BioNTech, Mainz, Germany.
South African Medical Research Council Vaccines and Infectious Diseases Analytics Research Unit, Faculty of Health Sciences, University of the Witwatersrand, Johannesburg, South Africa.
Front Immunol. 2023 May 23;14:1130539. doi: 10.3389/fimmu.2023.1130539. eCollection 2023.

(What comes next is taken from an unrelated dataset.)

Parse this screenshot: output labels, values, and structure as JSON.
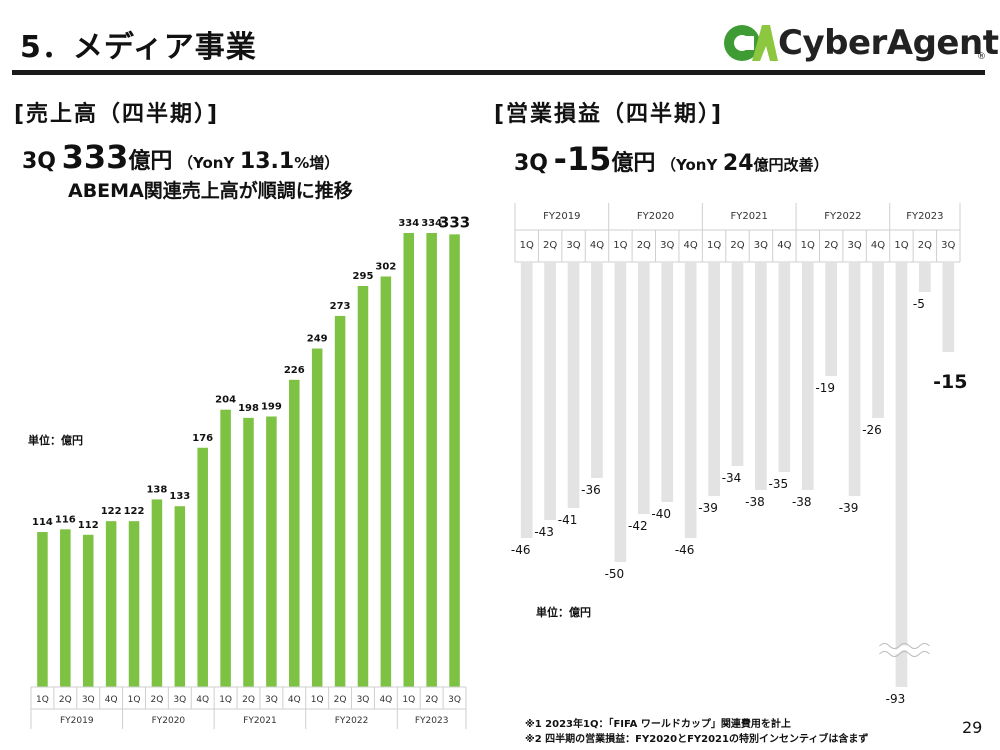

The highly transmissible Omicron (B.1.1.529) variant of severe acute respiratory syndrome coronavirus 2 (SARS-CoV-2) was first detected in late 2021. Initial Omicron waves were primarily made up of sub-lineages BA.1 and/or BA.2, BA.4, and BA.5 subsequently became dominant in mid-2022, and several descendants of these sub-lineages have since emerged. Omicron infections have generally caused less severe disease on average than those caused by earlier variants of concern in healthy adult populations, at least, in part, due to increased population immunity. Nevertheless, healthcare systems in many countries, particularly those with low population immunity, have been overwhelmed by unprecedented surges in disease prevalence during Omicron waves. Pediatric admissions were also higher during Omicron waves compared with waves of previous variants of concern. All Omicron sub-lineages exhibit partial escape from wild-type (Wuhan-Hu 1) spike-based vaccine-elicited neutralizing antibodies, with sub-lineages with more enhanced immuno-evasive properties emerging over time. Evaluating vaccine effectiveness (VE) against Omicron sub-lineages has become challenging against a complex background of varying vaccine coverage, vaccine platforms, prior infection rates, and hybrid immunity. Original messenger RNA vaccine booster doses substantially improved VE against BA.1 or BA.2 symptomatic disease. However, protection against symptomatic disease waned, with reductions detected from 2 months after booster administration. While original vaccine-elicited CD8 and CD4 T-cell responses cross-recognize Omicron sub-lineages, thereby retaining protection against severe outcomes, variant-adapted vaccines are required to expand the breadth of B-cell responses and improve durability of protection. Variant-adapted vaccines were rolled out in late 2022 to increase overall protection against symptomatic and severe infections caused by Omicron sub-lineages and antigenically aligned variants with enhanced immune escape mechanisms.
高度传染性的严重急性呼吸综合征冠状病毒 2 (SARS-CoV-2) 的奥密克戎 (B.1.1.529) 变体于 2021 年底首次被发现。最初的奥密克戎浪潮主要由亚系 BA.1 和/或 BA.2、BA.4 和 BA.5 组成,随后在 2022 年年中成为主导,此后这些亚系的几个后代已经出现。与之前令人关注的变异株相比,奥密克戎感染在健康成年人群中平均导致的疾病严重程度较低,至少部分原因是人群免疫力增强。然而,许多国家的医疗保健系统,特别是那些人群免疫力较低的国家,在奥密克戎浪潮期间,疾病流行率的空前飙升使医疗系统不堪重负。在奥密克戎浪潮期间,儿科住院人数也高于之前令人关注的变异株浪潮。所有奥密克戎亚系都表现出对野生型(武汉-Hu1)刺突蛋白为基础的疫苗诱导中和抗体的部分逃逸,随着时间的推移,免疫逃避特性增强的亚系不断出现。在不断变化的疫苗接种率、疫苗平台、既往感染率和混合免疫的复杂背景下,评估针对奥密克戎亚系的疫苗有效性 (VE) 变得具有挑战性。原始信使 RNA 疫苗加强剂量大大提高了针对 BA.1 或 BA.2 有症状疾病的 VE。然而,对有症状疾病的保护作用减弱,在加强接种后 2 个月检测到保护作用下降。虽然原始疫苗诱导的 CD8 和 CD4 T 细胞反应交叉识别奥密克戎亚系,从而保持对严重结果的保护作用,但需要变体适应性疫苗来扩大 B 细胞反应的广度并提高保护作用的持久性。变体适应性疫苗于 2022 年底推出,以提高针对奥密克戎亚系和具有增强免疫逃逸机制的抗原性对齐变体引起的有症状和严重感染的总体保护作用。